Vendor risk under your control. Self-hosted and on-premise deployments place infrastructure operations in your hands rather than the vendor's.

Who it's for

• Health insurance plans managing PHI, member communications, and claims documentation under HIPAA, where Business Associate Agreements and deployment posture extend to every system touching member data.
• Medicare and Medicaid plans running marketing materials review under CMS regulations (Medicare Communications and Marketing Guidelines, ACA marketplace requirements), where every piece of member-facing communication is reviewed against jurisdiction-specific criteria, often through twenty or more rounds of revision per piece.
• Life insurance and annuities carriers managing illustrations, disclosures, agent communications, and suitability documentation under state insurance commissioner oversight and NAIC model regulations. Filings, illustrations, and customer-facing materials must be reviewed and archived under strict residency, audit, and retention controls that vary state by state.
• Property and casualty insurance carriers managing policy documentation, regulated marketing materials, and claim files where audit defensibility and data residency requirements apply.
• Healthcare systems and providers managing PHI and clinical documentation under HIPAA, often with deployment requirements that extend beyond standard SaaS into self-hosted or on-premise configurations.
• Pharma and life sciences organizations managing regulated documentation under FDA inspection scope.
• Financial services firms beyond insurance subject to regulatory data residency, access logging, and operational control requirements (banking, asset management, broker-dealer operations).
• Government, defense, and intelligence customers requiring on-premise or sovereign-cloud deployment.
• Customers in jurisdictions with strict data residency laws (EU, certain APAC, sector-specific frameworks elsewhere).
• Enterprises with vendor concentration concerns preferring operational control over the infrastructure layer.
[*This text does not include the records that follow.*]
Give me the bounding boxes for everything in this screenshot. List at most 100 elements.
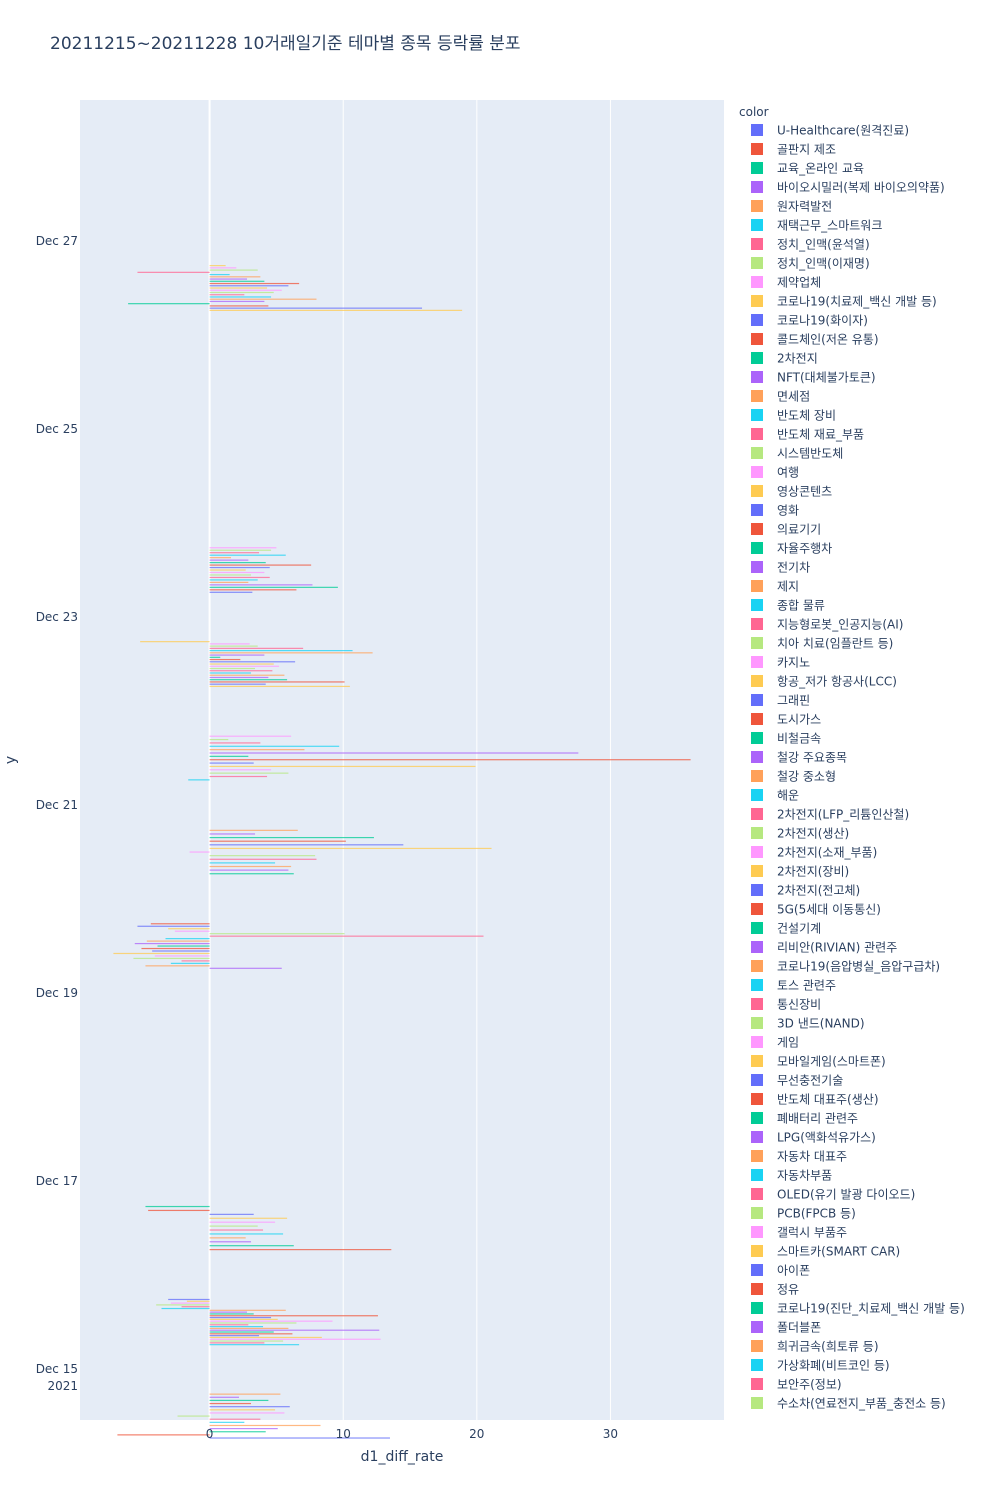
legend-item[interactable]: 2차전지 [751,352,818,366]
legend-item[interactable]: NFT(대체불가토큰) [751,371,876,385]
bar [161,1307,210,1310]
bar [209,564,312,566]
legend-label: 원자력발전 [777,200,832,214]
bar [209,755,249,757]
bar [209,569,246,571]
legend-swatch [751,979,763,991]
legend-item[interactable]: 2차전지(LFP_리튬인산철) [751,808,909,822]
legend-label: 희귀금속(희토류 등) [777,1340,879,1354]
bar [209,738,229,741]
legend-item[interactable]: 바이오시밀러(복제 바이오의약품) [751,180,945,195]
legend-item[interactable]: 종합 물류 [751,599,825,613]
legend-item[interactable]: 갤럭시 부품주 [751,1226,847,1240]
legend-item[interactable]: 반도체 재료_부품 [751,428,864,442]
legend-item[interactable]: 카지노 [751,656,810,670]
legend-swatch [751,200,763,212]
legend-item[interactable]: 골판지 제조 [751,143,836,157]
legend-label: NFT(대체불가토큰) [777,371,876,385]
legend-item[interactable]: 코로나19(치료제_백신 개발 등) [751,295,937,309]
legend-item[interactable]: 치아 치료(임플란트 등) [751,637,893,651]
legend-item[interactable]: 통신장비 [751,998,821,1012]
legend-swatch [751,580,763,592]
bar [209,1311,248,1313]
legend-item[interactable]: 의료기기 [751,523,821,537]
legend-item[interactable]: 그래핀 [751,694,810,708]
legend-item[interactable]: 희귀금속(희토류 등) [751,1340,879,1354]
legend-item[interactable]: 정치_인맥(이재명) [751,257,870,271]
legend-item[interactable]: 가상화폐(비트코인 등) [751,1359,890,1373]
legend-item[interactable]: 영화 [751,504,799,518]
legend-item[interactable]: PCB(FPCB 등) [751,1207,856,1221]
legend-item[interactable]: 아이폰 [751,1264,810,1278]
bar [209,679,288,681]
legend-item[interactable]: 도시가스 [751,713,821,727]
legend-item[interactable]: 코로나19(진단_치료제_백신 개발 등) [751,1302,965,1316]
legend-item[interactable]: 폴더블폰 [751,1321,821,1335]
legend-item[interactable]: 코로나19(화이자) [751,314,868,328]
legend-item[interactable]: 무선충전기술 [751,1074,843,1088]
legend-item[interactable]: 영상콘텐츠 [751,485,832,499]
legend-item[interactable]: 게임 [751,1036,799,1050]
legend-label: 2차전지 [777,352,818,366]
legend-label: 코로나19(진단_치료제_백신 개발 등) [777,1302,965,1316]
legend-item[interactable]: 모바일게임(스마트폰) [751,1055,886,1069]
legend-item[interactable]: 5G(5세대 이동통신) [751,903,881,917]
legend-item[interactable]: LPG(액화석유가스) [751,1131,876,1145]
legend-item[interactable]: 건설기계 [751,922,821,936]
legend-item[interactable]: 수소차(연료전지_부품_충전소 등) [751,1397,946,1411]
legend-swatch [751,941,763,953]
legend-item[interactable]: 면세점 [751,390,810,404]
legend-item[interactable]: 3D 낸드(NAND) [751,1017,865,1031]
legend-item[interactable]: 전기차 [751,561,810,575]
legend-item[interactable]: 여행 [751,465,799,480]
bar [209,269,258,271]
legend-item[interactable]: 콜드체인(저온 유통) [751,333,879,347]
legend-item[interactable]: 제약업체 [751,275,821,290]
legend-item[interactable]: 폐배터리 관련주 [751,1112,858,1126]
legend-item[interactable]: 스마트카(SMART CAR) [751,1245,900,1259]
legend-item[interactable]: 지능형로봇_인공지능(AI) [751,618,903,632]
legend-item[interactable]: 정치_인맥(윤석열) [751,238,870,252]
legend-item[interactable]: 반도체 대표주(생산) [751,1093,879,1107]
legend-item[interactable]: 교육_온라인 교육 [751,162,864,176]
legend-label: 제약업체 [777,275,821,290]
legend-item[interactable]: 비철금속 [751,732,821,746]
legend-item[interactable]: 정유 [751,1283,799,1297]
bar [209,772,289,774]
legend-swatch [751,1131,763,1143]
legend-item[interactable]: 자동차 대표주 [751,1150,847,1164]
y-tick-label: Dec 27 [36,234,78,248]
legend-label: 바이오시밀러(복제 바이오의약품) [777,180,945,195]
legend-item[interactable]: 제지 [751,580,799,594]
legend-item[interactable]: 2차전지(전고체) [751,884,860,898]
legend-item[interactable]: 재택근무_스마트워크 [751,219,882,233]
legend-label: 교육_온라인 교육 [777,162,864,176]
legend-swatch [751,143,763,155]
legend-item[interactable]: 항공_저가 항공사(LCC) [751,675,897,689]
legend-item[interactable]: 반도체 장비 [751,409,836,423]
legend-label: 2차전지(생산) [777,827,849,841]
legend-item[interactable]: 철강 주요종목 [751,751,847,765]
legend-item[interactable]: 보안주(정보) [751,1378,842,1392]
legend-item[interactable]: 원자력발전 [751,200,832,214]
bar [209,584,313,586]
legend-swatch [751,846,763,858]
legend-swatch [751,903,763,915]
bar [209,1393,281,1395]
legend-item[interactable]: 자동차부품 [751,1169,832,1183]
legend-item[interactable]: 2차전지(생산) [751,827,849,841]
legend-item[interactable]: 2차전지(장비) [751,865,849,879]
legend-item[interactable]: 철강 중소형 [751,770,836,784]
legend-item[interactable]: 토스 관련주 [751,979,836,993]
legend-item[interactable]: 리비안(RIVIAN) 관련주 [751,941,897,955]
legend-item[interactable]: 2차전지(소재_부품) [751,846,877,860]
legend-item[interactable]: 해운 [751,789,799,803]
legend-item[interactable]: 코로나19(음압병실_음압구급차) [751,960,940,974]
legend-item[interactable]: U-Healthcare(원격진료) [751,124,909,138]
legend-item[interactable]: OLED(유기 발광 다이오드) [751,1188,915,1202]
legend-item[interactable]: 시스템반도체 [751,447,843,461]
legend-item[interactable]: 자율주행차 [751,541,832,556]
bar [209,1309,286,1311]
Air-gapped environments where third-party SaaS is categorically not an option.

Under the hood

Sovereign Deployment Options is enabled by Aproove's deployment-agnostic software architecture. The platform stack (Aproove Backend Processing nodes for ingestion and tiling, Aproove Frontend User nodes for the Review Interface and API, Project Storage, Database) deploys identically on Aproove-hosted Microsoft Azure infrastructure, customer-self-hosted cloud (typically Azure with documented patterns; other clouds supported by customer operations), and on-premise data center installations. On-premise deployments require an additional security license for the encrypted runtime configuration. Cluster architecture is supported and documented (TN 38: Configure Aproove WM to run on several servers), enabling horizontal scaling regardless of deployment model. Backup and disaster recovery patterns are documented per deployment model: Aproove-hosted Azure uses multi-region Recovery Services Vaults with quarterly Business Continuity Tests; self-hosted and on-premise deployments use customer-defined backup policies aligned with the customer's compliance framework. Compliance evidence collection (SOC 2, HIPAA via Scrut Automation on Azure) applies to Aproove-hosted Azure deployments; self-hosted and on-premise deployments inherit the customer's compliance framework, with Aproove providing software-level evidence and ISMS documentation as needed. AI Agent inference is abstracted through a provider configuration layer, supporting OpenAI and Anthropic frontier APIs out of the box, in-tenant model deployments (such as Azure OpenAI Service), and customer-hosted model endpoints, allowing AI deployment to be configured independently of platform deployment.